Bonfire Night, London
To this day in Britain and some other parts of the commonwealth, it is traditional to light a large fire called a bonfire in celebration of the safe deliverance of the King and the capture of the villains. This celebration was actually compulsory in Britain until 1859. One of the key features of the tradition is to create an effigy of Guy Fawkes which is known as 'the Guy. This is subsequently burned on the top of the bonfire. Prior to the evening itself, it is also traditional for youngsters to show their 'Guy' on the streets using it to tout for money. 'Penny for the Guy', as it is known, is traditionally to raise the money to buy fireworks. Today, the once imaginative art of making a Guy seems to have degenerated to the point where a joke shop Guy Fawkes mask affixed to a loose bundle of clothing is assumed sufficient to separate us from our spare change.
Over the centuries, fireworks have been introduced to the celebration and have now become an integral feature of the fifth of November. Larger displays have become more fashionable in recent decades; involving ever louder and more spectacular 'exhibition' fireworks that have power unlike anything legal for use at home. The homespun Bonfire Night celebration has not died away though, but in part due to fears over the safety of fireworks at home, it is far less common than it was some twenty to thirty years ago.

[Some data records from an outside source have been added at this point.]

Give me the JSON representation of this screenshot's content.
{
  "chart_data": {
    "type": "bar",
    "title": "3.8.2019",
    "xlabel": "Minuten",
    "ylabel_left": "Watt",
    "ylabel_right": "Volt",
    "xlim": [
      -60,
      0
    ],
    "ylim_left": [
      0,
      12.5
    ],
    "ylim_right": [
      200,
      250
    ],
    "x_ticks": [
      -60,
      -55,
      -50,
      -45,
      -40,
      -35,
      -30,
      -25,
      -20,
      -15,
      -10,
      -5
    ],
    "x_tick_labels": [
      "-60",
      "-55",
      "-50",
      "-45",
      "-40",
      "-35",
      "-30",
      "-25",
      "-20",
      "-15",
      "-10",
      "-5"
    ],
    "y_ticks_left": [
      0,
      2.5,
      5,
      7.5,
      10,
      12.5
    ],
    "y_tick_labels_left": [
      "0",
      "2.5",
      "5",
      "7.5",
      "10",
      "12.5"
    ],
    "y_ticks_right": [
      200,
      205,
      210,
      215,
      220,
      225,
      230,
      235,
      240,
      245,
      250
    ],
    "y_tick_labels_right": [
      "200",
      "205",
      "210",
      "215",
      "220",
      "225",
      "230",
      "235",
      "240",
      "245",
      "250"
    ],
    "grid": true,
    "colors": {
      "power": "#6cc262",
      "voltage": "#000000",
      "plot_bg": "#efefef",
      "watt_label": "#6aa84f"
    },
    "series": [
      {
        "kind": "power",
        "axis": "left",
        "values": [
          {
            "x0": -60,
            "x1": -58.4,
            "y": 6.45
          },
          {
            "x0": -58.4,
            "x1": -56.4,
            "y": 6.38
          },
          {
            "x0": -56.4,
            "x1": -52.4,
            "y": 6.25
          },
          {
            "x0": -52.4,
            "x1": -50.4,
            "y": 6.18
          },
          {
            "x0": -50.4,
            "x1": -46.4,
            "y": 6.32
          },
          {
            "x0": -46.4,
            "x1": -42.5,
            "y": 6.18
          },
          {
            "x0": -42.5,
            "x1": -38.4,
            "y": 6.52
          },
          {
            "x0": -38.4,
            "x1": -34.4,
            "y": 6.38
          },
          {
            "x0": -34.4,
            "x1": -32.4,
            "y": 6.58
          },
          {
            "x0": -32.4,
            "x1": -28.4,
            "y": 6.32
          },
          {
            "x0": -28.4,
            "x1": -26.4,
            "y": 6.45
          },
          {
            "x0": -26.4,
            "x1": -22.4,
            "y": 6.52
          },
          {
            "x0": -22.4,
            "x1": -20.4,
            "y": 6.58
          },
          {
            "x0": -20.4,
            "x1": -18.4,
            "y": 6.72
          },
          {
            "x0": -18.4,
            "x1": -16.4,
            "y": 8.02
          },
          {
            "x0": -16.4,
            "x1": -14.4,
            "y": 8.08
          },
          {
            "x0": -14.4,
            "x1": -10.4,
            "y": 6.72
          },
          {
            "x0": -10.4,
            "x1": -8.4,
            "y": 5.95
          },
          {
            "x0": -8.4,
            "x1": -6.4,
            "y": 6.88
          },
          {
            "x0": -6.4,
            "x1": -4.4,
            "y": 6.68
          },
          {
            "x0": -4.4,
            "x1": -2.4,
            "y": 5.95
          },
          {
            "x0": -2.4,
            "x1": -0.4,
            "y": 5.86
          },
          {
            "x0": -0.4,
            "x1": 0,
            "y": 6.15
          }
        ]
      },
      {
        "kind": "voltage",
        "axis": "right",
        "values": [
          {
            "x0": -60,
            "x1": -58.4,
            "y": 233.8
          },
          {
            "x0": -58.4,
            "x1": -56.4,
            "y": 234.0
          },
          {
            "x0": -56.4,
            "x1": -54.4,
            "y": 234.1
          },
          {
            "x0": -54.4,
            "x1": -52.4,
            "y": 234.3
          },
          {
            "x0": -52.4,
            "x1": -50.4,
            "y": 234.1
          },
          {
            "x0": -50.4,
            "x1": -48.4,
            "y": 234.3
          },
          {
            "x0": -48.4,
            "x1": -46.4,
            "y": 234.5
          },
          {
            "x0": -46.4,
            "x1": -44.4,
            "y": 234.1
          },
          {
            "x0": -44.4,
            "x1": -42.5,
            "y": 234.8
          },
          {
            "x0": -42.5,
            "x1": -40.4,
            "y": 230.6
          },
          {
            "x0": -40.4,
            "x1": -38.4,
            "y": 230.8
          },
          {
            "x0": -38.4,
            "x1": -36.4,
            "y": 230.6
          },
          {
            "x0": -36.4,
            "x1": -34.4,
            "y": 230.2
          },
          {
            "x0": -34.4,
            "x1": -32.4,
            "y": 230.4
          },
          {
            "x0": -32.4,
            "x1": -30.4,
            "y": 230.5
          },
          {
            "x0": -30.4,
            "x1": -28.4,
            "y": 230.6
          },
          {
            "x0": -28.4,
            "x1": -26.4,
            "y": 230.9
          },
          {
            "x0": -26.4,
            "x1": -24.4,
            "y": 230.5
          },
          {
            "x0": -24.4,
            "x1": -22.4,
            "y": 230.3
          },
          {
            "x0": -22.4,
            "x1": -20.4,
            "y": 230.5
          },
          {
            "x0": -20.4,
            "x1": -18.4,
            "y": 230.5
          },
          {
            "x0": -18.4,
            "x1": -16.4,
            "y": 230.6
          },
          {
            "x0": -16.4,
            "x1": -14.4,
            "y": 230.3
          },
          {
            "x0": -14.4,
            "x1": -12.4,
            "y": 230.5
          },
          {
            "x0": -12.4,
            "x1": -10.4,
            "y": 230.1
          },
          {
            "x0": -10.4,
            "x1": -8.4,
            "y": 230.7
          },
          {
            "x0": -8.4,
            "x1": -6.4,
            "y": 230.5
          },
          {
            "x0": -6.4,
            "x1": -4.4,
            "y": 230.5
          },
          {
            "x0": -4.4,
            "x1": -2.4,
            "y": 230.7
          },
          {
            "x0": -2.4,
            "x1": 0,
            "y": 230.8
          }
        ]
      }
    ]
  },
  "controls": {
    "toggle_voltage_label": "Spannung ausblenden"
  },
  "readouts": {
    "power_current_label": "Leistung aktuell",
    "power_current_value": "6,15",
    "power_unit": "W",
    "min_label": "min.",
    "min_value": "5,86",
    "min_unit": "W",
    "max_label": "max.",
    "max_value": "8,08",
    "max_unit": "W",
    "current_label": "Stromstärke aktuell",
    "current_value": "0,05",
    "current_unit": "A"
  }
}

Along with the bonfire, the fireworks and the Guy other traditional ingredients of bonfire night include mulled wine. This is a hot drink made from red wine with added herbs. It's an ideal choice for the cold November evening in Britain. Still on a warming theme hot jacket potatoes and roast chestnuts are traditionally cooked on the bonfire and enjoyed by the fire after the fireworks are all used up.